Parlamentswahlen in Bulgarien: Bodyguard wird Regierungschef

Die GERB-Partei des Bürgermeisters von Sofia, Bojko Borisow gewinnt die bulgarischen Parlamentswahlen. Die Medien berichten von massenhaften Wahlfälschungen.

Der Ex-Bodyguard Bojko Borisow will mit Mitte-Rechts-Parteien über eine Koalition verhandeln. Bild: ap

Die Bulgaren haben wieder bewiesen, dass sie zumindest bei Wahlen immer für eine Überraschung gut sind. Am vergangenen Sonntag stimmten 39,7 Prozent der Wähler für die erst 2006 gegründete rechtspopulistische Partei "Bürger für eine europäische Entwicklung Bulgariens" (GERB) des Sofioter Bürgermeisters Bojko Borisow.

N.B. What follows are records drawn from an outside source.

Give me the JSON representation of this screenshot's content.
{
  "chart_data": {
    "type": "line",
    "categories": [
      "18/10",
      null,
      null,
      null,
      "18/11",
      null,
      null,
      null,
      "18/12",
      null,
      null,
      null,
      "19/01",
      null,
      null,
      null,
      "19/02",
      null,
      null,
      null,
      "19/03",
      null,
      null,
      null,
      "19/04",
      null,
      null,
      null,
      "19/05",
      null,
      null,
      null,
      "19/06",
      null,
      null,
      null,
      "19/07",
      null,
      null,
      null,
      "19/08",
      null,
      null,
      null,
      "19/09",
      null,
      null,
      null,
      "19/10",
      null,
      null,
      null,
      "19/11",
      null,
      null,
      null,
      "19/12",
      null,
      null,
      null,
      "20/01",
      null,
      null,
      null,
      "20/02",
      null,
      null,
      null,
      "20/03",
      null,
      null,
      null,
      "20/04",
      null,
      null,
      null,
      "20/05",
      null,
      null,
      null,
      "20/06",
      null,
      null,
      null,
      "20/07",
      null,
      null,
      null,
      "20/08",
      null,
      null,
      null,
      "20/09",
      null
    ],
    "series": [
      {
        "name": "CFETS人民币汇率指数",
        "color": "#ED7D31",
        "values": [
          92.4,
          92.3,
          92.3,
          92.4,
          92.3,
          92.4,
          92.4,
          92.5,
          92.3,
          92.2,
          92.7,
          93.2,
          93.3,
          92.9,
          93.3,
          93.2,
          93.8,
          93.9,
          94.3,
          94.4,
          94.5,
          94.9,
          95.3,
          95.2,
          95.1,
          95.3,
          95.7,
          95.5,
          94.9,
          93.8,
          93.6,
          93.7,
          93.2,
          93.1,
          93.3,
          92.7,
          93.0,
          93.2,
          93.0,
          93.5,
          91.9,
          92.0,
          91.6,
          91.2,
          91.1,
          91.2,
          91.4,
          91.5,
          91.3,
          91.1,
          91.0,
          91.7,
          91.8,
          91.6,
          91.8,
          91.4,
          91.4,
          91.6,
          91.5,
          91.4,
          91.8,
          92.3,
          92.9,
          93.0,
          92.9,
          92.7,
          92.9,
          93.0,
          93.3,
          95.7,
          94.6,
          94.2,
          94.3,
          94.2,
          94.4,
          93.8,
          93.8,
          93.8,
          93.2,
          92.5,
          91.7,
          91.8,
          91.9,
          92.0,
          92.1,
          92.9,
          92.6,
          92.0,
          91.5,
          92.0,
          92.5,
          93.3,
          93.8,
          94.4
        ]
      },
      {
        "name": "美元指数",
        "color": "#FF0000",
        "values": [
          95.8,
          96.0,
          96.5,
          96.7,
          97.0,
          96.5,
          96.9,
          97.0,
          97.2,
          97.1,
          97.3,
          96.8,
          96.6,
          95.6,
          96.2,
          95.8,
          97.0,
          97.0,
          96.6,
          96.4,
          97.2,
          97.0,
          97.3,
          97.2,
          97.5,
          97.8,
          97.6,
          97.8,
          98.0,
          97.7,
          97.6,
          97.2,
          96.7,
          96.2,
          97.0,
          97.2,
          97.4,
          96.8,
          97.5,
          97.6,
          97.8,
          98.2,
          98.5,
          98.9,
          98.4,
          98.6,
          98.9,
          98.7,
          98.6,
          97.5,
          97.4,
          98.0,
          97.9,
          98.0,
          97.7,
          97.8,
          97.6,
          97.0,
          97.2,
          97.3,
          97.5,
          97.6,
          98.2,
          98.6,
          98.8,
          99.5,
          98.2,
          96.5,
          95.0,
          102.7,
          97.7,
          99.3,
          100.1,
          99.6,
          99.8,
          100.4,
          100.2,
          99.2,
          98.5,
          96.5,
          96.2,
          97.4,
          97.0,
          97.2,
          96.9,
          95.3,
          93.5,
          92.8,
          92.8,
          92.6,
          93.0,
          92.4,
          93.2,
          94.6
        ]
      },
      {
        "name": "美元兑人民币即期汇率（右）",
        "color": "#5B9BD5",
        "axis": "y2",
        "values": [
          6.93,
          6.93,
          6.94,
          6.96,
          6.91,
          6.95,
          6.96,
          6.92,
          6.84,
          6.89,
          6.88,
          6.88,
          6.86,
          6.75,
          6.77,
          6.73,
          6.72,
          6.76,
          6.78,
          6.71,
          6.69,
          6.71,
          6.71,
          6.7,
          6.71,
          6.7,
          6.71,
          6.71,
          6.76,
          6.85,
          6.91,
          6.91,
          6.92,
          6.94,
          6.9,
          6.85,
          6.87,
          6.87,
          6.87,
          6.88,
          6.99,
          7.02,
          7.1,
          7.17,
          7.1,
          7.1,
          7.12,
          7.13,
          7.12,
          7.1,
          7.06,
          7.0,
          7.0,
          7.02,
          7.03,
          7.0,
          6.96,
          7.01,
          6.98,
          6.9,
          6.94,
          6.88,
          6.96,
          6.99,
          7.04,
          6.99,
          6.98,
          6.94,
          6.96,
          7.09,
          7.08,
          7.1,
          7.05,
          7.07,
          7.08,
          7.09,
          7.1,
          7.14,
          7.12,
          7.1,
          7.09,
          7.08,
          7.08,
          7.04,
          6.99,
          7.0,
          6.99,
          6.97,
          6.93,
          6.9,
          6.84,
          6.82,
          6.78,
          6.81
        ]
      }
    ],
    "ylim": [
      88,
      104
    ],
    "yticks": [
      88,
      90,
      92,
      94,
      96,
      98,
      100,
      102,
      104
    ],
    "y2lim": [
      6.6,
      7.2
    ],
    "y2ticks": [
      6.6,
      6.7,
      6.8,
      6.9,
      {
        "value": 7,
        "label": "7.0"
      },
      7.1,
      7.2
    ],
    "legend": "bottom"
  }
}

Demgegenüber mussten die regierenden Sozialisten unter Noch-Regierungschef Sergej Stanischew herbe Verluste hinnehmen. Sie kamen auf nur noch 17,7 Prozent der Stimmen. Drittstärkste Kraft mit 14,6 Prozent wurde der bisherige Koalitionspartner der Sozialisten, die Partei der türkischen Minderheit "Bewegung für Rechte und Freiheiten" (DPS). Sie dürfte nach neun Jahren Regierungsbeteiligung dem Kabinett erstmals nicht mehr angehören.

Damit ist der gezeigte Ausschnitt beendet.